Sapovnela – La chanson des fleurs perdues (1959)

Deuxième court métrage réalisé pendant ses études de cinéma, SAPOVNELA (Саповнела) est aussi la première expérience d’Otar Iosseliani avec les images en couleur, associées à une musique traditionnelle géorgienne comme personnage à part entière de ses compositions. Pendant une quinzaine de minutes, le jeune cinéaste filme successivement des fleurs en mouvement, puis le vieux jardinier de 98 ans qui s’en occupe, pour finir avec les images dramatiques de bulldozers qui retournent la terre et écrasent les plantes.

Au-delà de la fable « écologiste avant l’heure » (l’expression est à la mode), on peut facilement trouver dans ce court métrage documentaire l’expression d’un rêve quant au destin de la Géorgie et de son peuple, assimilés à l’incroyable liberté des fleurs, épanouies au milieu d’une nature préservée où l’harmonie fait loi, et soudainement confrontées à l’oppression du bulldozer/envahisseur russo-soviétique. Heureusement, sous les chenilles de la brutalité, la nature reprend ses droits, lentement ; les racines brisent le bitume, les bourgeons renaissent et les chants traditionnels résonnent à jamais au milieu des verts pâturages.

Une telle métaphore – un peu grossière – supposerait que l’on veuille chercher des idées dans le cinéma d’Otar Iosseliani. Peut-on lui faire plus grande injure ? Le cinéaste, quant à lui, préfère évoquer une « sorte de petit divertissement jovial » pour caractériser ce faux reportage, sur lequel on apposa une voix-off pontifiante en géorgien, qu’il refuse désormais de faire sous-titrer lors des projections publiques, considérant qu’elle ne faisait pas partie intégrante de ses choix artistiques.

L’intérêt de SAPOVNELA repose, en réalité, sur deux grandes forces esthétiques. La première est une expérimentation d’élève : le jeune réalisateur s’amuse à faire danser et chanter sa multitude de fleurs au rythme de la musique, envoûtante, par un habile travail sur le montage. Exposées au vent de la nature ou de la faible luminosité de la serre, les fleurs semblent être les choristes d’une symphonie pastorale immortelle, presque née d’outre-tombe.
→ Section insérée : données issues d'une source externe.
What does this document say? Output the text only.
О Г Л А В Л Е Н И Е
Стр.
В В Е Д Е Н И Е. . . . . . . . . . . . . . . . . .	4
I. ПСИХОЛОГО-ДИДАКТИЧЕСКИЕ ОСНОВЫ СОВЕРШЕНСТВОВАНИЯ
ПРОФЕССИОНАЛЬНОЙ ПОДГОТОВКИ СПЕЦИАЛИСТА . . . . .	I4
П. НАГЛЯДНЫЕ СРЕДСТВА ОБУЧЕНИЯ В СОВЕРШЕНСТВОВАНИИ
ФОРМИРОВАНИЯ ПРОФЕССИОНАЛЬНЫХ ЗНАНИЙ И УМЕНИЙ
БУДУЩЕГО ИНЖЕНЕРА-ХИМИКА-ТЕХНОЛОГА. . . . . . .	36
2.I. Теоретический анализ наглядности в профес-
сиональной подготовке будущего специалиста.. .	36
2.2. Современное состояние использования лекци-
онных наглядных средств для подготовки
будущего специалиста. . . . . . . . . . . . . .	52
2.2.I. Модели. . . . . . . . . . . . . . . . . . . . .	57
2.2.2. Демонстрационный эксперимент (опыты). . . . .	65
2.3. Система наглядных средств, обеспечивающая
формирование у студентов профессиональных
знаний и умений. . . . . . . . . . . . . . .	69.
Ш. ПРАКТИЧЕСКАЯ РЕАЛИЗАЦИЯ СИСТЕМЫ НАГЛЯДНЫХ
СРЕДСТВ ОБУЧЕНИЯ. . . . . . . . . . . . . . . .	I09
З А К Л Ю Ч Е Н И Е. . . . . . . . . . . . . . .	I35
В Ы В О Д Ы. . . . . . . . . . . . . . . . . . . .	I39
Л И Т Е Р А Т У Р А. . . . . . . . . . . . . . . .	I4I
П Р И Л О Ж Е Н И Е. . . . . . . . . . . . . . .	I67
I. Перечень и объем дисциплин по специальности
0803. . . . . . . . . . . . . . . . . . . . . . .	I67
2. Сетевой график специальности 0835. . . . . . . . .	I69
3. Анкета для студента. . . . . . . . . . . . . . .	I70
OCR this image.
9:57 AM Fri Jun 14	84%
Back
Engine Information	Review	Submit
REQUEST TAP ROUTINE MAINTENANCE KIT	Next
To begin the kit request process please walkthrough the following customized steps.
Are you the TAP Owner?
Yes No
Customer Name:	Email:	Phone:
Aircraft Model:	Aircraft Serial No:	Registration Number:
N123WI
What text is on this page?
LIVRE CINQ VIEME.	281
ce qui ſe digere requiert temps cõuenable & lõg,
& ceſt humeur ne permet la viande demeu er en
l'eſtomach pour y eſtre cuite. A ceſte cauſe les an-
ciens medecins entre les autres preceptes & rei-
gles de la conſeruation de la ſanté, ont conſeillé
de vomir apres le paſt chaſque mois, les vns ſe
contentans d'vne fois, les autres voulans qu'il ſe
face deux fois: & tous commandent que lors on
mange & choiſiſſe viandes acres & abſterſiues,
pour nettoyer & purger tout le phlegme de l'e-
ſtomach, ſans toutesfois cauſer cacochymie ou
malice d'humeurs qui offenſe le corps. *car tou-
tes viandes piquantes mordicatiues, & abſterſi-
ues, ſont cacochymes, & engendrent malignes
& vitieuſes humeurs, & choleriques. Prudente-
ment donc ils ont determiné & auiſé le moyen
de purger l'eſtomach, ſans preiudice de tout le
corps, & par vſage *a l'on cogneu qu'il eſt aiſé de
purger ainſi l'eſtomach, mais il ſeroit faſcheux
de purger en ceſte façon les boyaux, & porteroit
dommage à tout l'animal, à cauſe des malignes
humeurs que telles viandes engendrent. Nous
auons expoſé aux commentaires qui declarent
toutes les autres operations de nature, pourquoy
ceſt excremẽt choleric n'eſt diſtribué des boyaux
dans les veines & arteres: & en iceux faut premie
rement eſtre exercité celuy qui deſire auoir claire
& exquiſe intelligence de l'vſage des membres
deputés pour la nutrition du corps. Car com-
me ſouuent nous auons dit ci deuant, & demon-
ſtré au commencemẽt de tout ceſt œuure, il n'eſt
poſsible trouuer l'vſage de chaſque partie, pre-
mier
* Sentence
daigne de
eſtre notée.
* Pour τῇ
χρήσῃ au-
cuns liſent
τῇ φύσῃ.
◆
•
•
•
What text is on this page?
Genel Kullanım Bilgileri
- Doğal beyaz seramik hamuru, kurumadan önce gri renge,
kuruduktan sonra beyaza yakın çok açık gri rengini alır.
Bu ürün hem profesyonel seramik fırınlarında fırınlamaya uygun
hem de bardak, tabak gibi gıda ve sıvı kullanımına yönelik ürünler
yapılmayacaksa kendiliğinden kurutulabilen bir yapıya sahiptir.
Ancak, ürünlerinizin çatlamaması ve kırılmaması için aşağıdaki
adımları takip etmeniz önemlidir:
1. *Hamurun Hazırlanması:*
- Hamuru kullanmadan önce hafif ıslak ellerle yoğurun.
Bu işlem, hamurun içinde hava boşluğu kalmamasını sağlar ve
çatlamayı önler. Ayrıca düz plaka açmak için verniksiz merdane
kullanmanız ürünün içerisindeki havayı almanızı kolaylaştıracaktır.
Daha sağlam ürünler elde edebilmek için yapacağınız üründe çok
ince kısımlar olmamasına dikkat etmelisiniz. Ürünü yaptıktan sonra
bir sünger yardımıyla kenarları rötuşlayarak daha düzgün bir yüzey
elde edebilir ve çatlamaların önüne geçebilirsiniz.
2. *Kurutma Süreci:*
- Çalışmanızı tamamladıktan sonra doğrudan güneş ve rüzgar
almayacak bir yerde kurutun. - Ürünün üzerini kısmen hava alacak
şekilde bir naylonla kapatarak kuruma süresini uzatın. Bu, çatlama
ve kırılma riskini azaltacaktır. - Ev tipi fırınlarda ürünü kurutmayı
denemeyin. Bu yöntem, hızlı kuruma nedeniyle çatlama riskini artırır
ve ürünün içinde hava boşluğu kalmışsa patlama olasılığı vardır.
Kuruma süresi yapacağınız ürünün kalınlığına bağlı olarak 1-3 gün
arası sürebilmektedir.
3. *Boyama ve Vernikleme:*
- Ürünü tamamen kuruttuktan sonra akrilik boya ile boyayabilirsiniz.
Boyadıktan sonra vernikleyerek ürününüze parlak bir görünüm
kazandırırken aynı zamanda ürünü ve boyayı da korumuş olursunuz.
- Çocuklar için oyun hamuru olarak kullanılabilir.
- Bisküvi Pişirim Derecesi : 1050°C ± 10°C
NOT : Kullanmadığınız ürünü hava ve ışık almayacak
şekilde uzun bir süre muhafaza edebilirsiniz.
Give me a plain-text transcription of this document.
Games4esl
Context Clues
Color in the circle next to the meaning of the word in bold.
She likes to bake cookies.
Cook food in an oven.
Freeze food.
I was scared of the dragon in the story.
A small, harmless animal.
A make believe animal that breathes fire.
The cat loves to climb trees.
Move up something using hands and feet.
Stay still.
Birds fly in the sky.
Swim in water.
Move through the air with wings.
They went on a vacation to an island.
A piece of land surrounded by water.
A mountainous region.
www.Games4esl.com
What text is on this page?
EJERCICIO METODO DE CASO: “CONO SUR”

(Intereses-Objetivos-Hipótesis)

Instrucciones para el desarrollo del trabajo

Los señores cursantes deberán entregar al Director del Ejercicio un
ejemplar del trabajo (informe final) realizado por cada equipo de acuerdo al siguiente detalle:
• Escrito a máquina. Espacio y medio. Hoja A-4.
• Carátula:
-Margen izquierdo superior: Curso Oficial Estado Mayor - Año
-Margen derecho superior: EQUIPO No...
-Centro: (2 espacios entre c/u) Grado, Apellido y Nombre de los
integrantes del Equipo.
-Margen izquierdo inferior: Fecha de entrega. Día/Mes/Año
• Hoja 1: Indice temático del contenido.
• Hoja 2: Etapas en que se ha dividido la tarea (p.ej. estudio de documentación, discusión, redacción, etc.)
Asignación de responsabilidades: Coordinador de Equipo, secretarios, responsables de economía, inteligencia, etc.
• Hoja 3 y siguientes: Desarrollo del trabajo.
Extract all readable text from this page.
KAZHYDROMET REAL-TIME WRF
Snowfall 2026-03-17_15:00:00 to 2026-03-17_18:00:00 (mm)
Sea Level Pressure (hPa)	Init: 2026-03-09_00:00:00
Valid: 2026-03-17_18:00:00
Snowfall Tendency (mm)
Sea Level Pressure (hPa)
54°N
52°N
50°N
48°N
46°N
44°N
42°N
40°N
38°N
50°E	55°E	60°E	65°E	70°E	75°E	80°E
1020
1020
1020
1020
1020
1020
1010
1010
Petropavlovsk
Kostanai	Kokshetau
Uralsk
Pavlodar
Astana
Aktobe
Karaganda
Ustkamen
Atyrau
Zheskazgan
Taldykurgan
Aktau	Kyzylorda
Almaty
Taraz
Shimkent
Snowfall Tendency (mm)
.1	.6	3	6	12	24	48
La seconde est une vision mélancolique de l’existence. Iosseliani filme le vieux jardinier sans jamais lui donner la parole, comme le serviteur voûté d’un jardin enchanté (l’Eden ?), où son rôle se limite à des compositions et à de l’entretien quotidien. Malgré la beauté de ce visage presque centenaire, la place de l’humain est dérisoire par nécessité, ou bien alors il saccage tout. Il ne serait pas étonnant que le cinéaste préfère les fleurs aux hommes.

Pour Iosseliani, ce « démiurge », la recherche de la beauté est nécessairement une mise en abyme. Le vieux jardinier ordonne la nature pour la rendre encore plus belle, et le spectateur reste époustouflé, soixante ans plus tard, devant l’incroyable beauté de ces images, de ces plans en apparence très simples. SAPOVNELA n’est pas un documentaire, mais un récit sur la nature perpétuelle, une oeuvre hors du temps. Le cinéaste se fait aussi peintre et poète, il compose sa propre Invitation au voyage.

Comme tous les autres courts métrages d’Otar Iosseliani, ce petit film est disponible gratuitement en visionnage sur la plateforme Henri (Cinémathèque française), depuis le confinement de mars 2020. Il apparaît aussi dans le coffret édité par Blaq Out en 2008.